Sizce Ömer’in aradığı bu muydu? Ne demişti ta ilk gün: “Ben kapıdan içeri girdiğimde de gerçek olan bir şey arıyorum.” İşte onun kaderinde Gallo yoktu. Eğer Gallo olsaydı, hayat dediğimiz bu karmaşık şey ilk önce zaten onun karşısına Gallo’yu çıkarırdı. Tesadüflerle Defne ile Ömer’i bir araya getirmezdi. Üstelik bir kere de değil... İkisinin de hayatında dönüm noktası olan günlerde birbirlerine denk gelmişlerdi.
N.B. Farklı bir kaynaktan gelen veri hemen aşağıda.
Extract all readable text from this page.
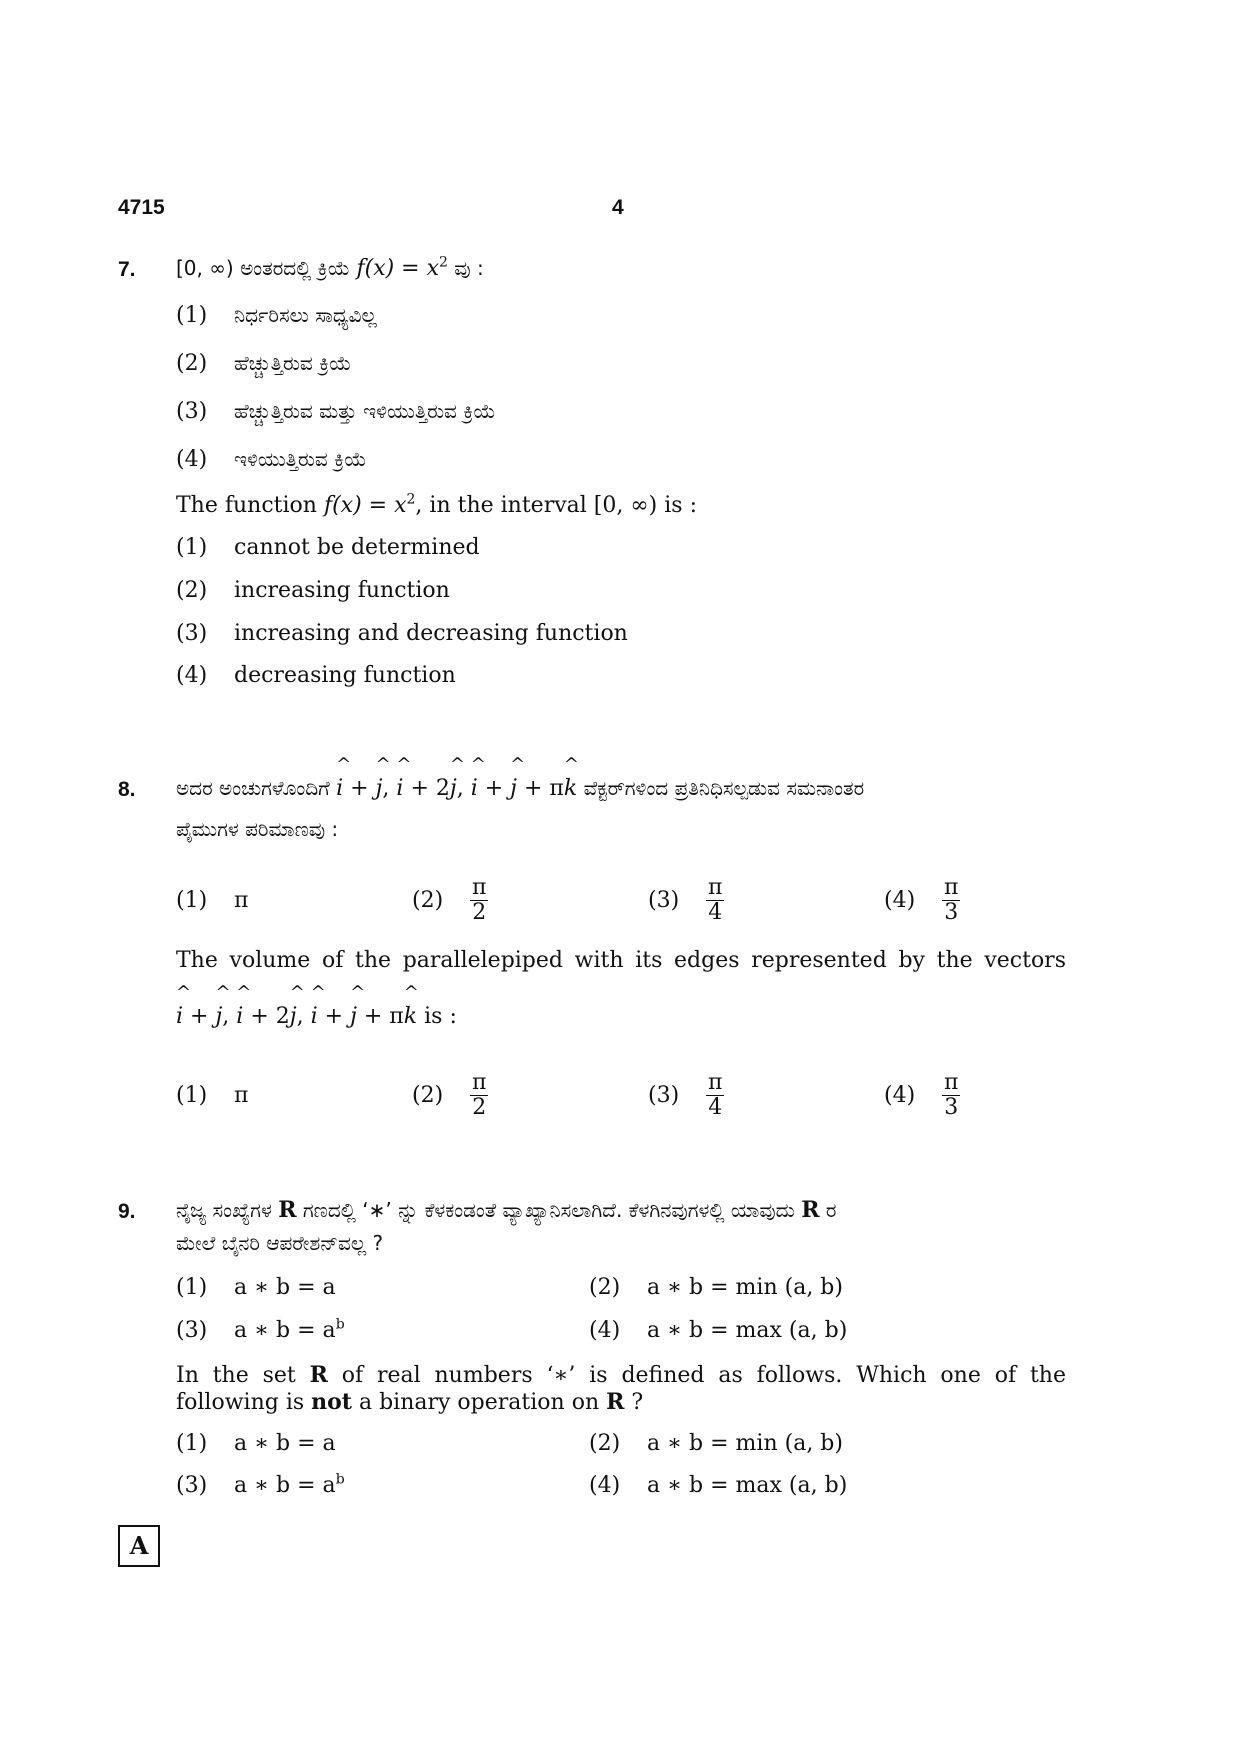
4715	4
7. [0, ∞) ಅಂತರದಲ್ಲಿ ಕ್ರಿಯೆ $f(x) = x^2$ ವು :
(1) ನಿರ್ಧರಿಸಲು ಸಾಧ್ಯವಿಲ್ಲ
(2) ಹೆಚ್ಚುತ್ತಿರುವ ಕ್ರಿಯೆ
(3) ಹೆಚ್ಚುತ್ತಿರುವ ಮತ್ತು ಇಳಿಯುತ್ತಿರುವ ಕ್ರಿಯೆ
(4) ಇಳಿಯುತ್ತಿರುವ ಕ್ರಿಯೆ
The function $f(x) = x^2$, in the interval [0, ∞) is :
(1) cannot be determined
(2) increasing function
(3) increasing and decreasing function
(4) decreasing function
8. ಅದರ ಅಂಚುಗಳೊಂದಿಗೆ ^ i + ^ j, ^ i + 2^ j, ^ i + ^ j + π^ k ವೆಕ್ಟರ್‌ಗಳಿಂದ ಪ್ರತಿನಿಧಿಸಲ್ಪಡುವ ಸಮನಾಂತರ
ಪೈಮುಗಳ ಪರಿಮಾಣವು :
(1) π	$(2) \frac{\pi}{2}$	$(3) \frac{\pi}{4}$	$(4) \frac{\pi}{3}$
The volume of the parallelepiped with its edges represented by the vectors
^ i + ^ j, ^ i + 2^ j, ^ i + ^ j + π^ k is :
(1) π	$(2) \frac{\pi}{2}$	$(3) \frac{\pi}{4}$	$(4) \frac{\pi}{3}$
9. ನೈಜ್ಯ ಸಂಖ್ಯೆಗಳ R ಗಣದಲ್ಲಿ ‘∗’ ನ್ನು ಕೆಳಕಂಡಂತೆ ವ್ಯಾಖ್ಯಾನಿಸಲಾಗಿದೆ. ಕೆಳಗಿನವುಗಳಲ್ಲಿ ಯಾವುದು R ರ
ಮೇಲೆ ಬೈನರಿ ಆಪರೇಶನ್‌ವಲ್ಲ ?
(1) a ∗ b = a	(2) a ∗ b = min (a, b)
(3) a ∗ $b = a^b$	(4) a ∗ b = max (a, b)
In the set R of real numbers ‘∗’ is defined as follows. Which one of the
following is not a binary operation on R ?
(1) a ∗ b = a	(2) a ∗ b = min (a, b)
(3) a ∗ $b = a^b$	(4) a ∗ b = max (a, b)
A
Defne’nin tasarım yarışmasını kazanması, Ömer’in İtalya’ya gittiği gün... Ve sonra Defne’nin hayatının en büyük sınavı olan ağabeyinin borcuyla yüzleşmesi gün. İleride bu geçmiş rastlantılar yeniden önümüze koyulur mu bilmiyorum ama onların rastlaştığını bilmek bile benim yüzümde bir gülümsemeye neden oluyor. Çünkü Defne anlamasa bile şu anda onun kaderinde Ömer olduğunu ben biliyorum. Ya da tam tersi...
 
Onun korkarak sürekli dile getirdiği o “eğer” li paralel evren benim içimi sıkmaktan başka bir işe yaramadı. Aynen Defne’nin gördüğü kâbustaki gibi mükemmelliği bir kenara bırakın fanların sosyal medyada yaptıkları Photoshop’lu kareler gibi uyumsuzluğun gibiydi. Aşkta mükemmel bir uyumdan daha ötesi vardır. Bazen aynı olmaktan çok farklı olmak gerekir. Kendinde eksik olanı, karşındakiyle tamamlamak. Uyum aynı özelliklere sahip olmak değildir, uyum bir puzzle’ın eksik parçasını tamamlayabilmektir. Bu konuda Sinan bize bu hafta çok güzel bir ders vermedi mi?
 
“Ben Sude’yi hiçbir zaman seni sevdiğim gibi sevmedim. Beraber büyüdük, aramızda bir şeyler geçti ama olmadı. Temel farklılıklar vardı aramızda. Bazı farklar vardır, uzaklaştırır. Bazı farklar ise yakınlaştırır.”
 
Ömer ile Defne’nin farklılıkları ise onları yakınlaştıran şeydi. Ne demişti Defne, sabah kendisinin gönlünü almak için eve gelen Ömer’e; “Sen şimdi ben yokum, yapayalnızsın, yalnızsın, ama çok yalnızsın, ölüyorsun yalnızlıktan, Fikret geldi.” İşte her şeyin cevabı kendi söylediğin cümlede yatıyordu. Ömer o hayatına girmeden önce yapayalnızdı. Ölüyordu yalnızlıktan. Ama şimdi değil. Defne de bunu farkında herhalde ki “benim senin ilk hayatına girdiğim zaman gibi yalnızdın” diyor. Şimdi yalnız olmadığı belirtiyor aslında bir nevi...
 
Çünkü kader Defne’yi onun hayatına soktu, Defne’nin hayatına soktuğu Ömer gibi... Onlar belki aynı değillerdi temelde, ancak hayatta ihtiyaç duydukları şeyleri birbirlerine vererek şahane olmayı başarmışlardı! Bölüm başında kalbimizi fethettikleri o anlarda buna hepimiz şahit olduk. İki kişi bile olmayı bilmeyen Ömer, artık Defne ile ‘biz’ olmaktan öte tek beden olmuşlardı. Aşklarına rağmen aralarındaki mesafe artık tuzla buz olmuştu. Neriman’ın evinde aileler tanıştığında Ömer, “Mutlu sonu hayal ediyorum, karım olduğun günü” demişti. Aslında Ömer’in dediği mutlu son belki de bu bölüm başı izlediğimizdi. Evlilik işin sadece formalite kısmıydı.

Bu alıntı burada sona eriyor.